Наученный горьким опытом, когда навстречу попались ликвидаторы, инженер начал покидать ячейки, едва смолкали сирены. Этого было достаточно, чтобы скрыться на лестнице до подхода отрядов зачистки. Но, в обмен на драгоценное время, изобретатель получал горы слизи, бесформенные тела и непонятные отростки под ногами, через которые приходилось переступать.

Переждав в кое-как запертой ячейке очередной самосбор, инженер привычно выскочил в коридор и, повинуясь чутью, спустился на два лестничных пролета вниз. Этаж, на который он попал, выглядел покинутым. На полу не было слизи, как будто и не было никакого самосбора. Шаги в коридоре эхом разлетались вокруг. Не обращая внимания ни на что, изобретатель прошёл по коридору, завернул за угол, пересек небольшой открытый пятачок и вдруг… Нет, не увидел. Пока только почувствовал. Из глубины коридора, в котором не работало освещение, потянуло ласковым теплом. Инженер прибавил шаг. Теперь появился и мутный свет. Странно, что его не было видно раньше. Робкие лучи дарили покой и уверенность. Они словно подхватили инженера и повели его сквозь неуютный мрак и сырость Гигахрущевки. Не в силах больше плестись и экономить силы, он перешёл на бег трусцой, с трудом переставляя ноги под тяжестью стальных протезов и свинцовых батарей.

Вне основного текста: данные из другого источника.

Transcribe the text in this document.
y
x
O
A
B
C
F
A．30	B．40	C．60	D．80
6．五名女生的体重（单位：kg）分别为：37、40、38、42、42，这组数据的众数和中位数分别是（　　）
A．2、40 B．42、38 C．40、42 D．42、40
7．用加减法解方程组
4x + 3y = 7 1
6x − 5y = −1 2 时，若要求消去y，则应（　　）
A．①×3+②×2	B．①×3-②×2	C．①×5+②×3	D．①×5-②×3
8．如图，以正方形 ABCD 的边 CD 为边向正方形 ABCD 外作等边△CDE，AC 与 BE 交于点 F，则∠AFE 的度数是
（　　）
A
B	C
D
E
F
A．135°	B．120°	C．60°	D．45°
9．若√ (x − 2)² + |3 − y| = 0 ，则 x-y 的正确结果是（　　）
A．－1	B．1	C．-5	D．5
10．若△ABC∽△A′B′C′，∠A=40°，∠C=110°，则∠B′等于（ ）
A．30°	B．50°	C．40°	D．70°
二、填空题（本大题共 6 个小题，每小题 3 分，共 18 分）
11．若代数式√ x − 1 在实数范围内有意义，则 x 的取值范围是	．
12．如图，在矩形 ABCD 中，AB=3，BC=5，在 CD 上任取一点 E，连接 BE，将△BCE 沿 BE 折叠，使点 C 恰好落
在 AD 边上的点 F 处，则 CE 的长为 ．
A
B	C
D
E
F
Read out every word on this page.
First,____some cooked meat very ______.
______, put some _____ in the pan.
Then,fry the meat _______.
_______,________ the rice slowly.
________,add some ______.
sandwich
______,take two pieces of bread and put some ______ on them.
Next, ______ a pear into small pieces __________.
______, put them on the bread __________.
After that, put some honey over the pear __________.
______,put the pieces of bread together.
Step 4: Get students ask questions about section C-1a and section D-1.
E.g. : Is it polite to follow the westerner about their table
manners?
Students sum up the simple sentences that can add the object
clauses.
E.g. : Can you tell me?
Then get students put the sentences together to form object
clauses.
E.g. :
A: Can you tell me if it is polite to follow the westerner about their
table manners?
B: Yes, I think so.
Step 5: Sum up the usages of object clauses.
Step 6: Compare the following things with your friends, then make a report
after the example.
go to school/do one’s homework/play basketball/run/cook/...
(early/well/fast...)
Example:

Неожиданно, будто из ниоткуда, из сияния возникла гермодверь. Она была заперта, но инженер точно знал, что он должен ее открыть. Не важно зачем. Не важно, что за ней. Он должен это сделать. Привычно вставив стальные пальцы в едва заметные щели между дверью и стеной, он начал выламывать переборку. Электропривод взревел, работая с максимальным усилием. Таких крепких дверей изобретателю еще не встречалось. В момент, когда уже показалось, что все, сталь не поддастся, дверь распахнулась. Легко и спокойно, будто и не была заперта. Инженер хотел подумать об этом, но не успел. Он замер, устремив взгляд вперед.

На него обрушилась сокрушительная волна света и тепла. Лицо обдало свежим воздухом, какого никогда не существовало в вентиляции Гигахрущевки. Изобретатель сделал шаг вперёд, переступив через порог и вдруг понял, что под ногами больше нет бетона. Вокруг распахнулось безграничное голубое пространство с клубами чего-то белого и воздушного. «Облака», – вспомнил инженер картинку из дедушкиной энциклопедии. Вдруг налетел порыв ветра, подхватил изобретателя и понёс вперед и вверх – навстречу свету и теплу. В лицо его бил воздух, который он никогда не вдыхал – свежий, несущий запах разнотравья и летнего зноя. Значения этих слов были ему неизвестны, но они возникали в голове сами собой, из неизвестных доселе закоулков памяти. Об этом некогда было задумываться. Он летел. Парил, то разрезая прохладную взвесь облаков, то вновь выныривая под бережные лучи света.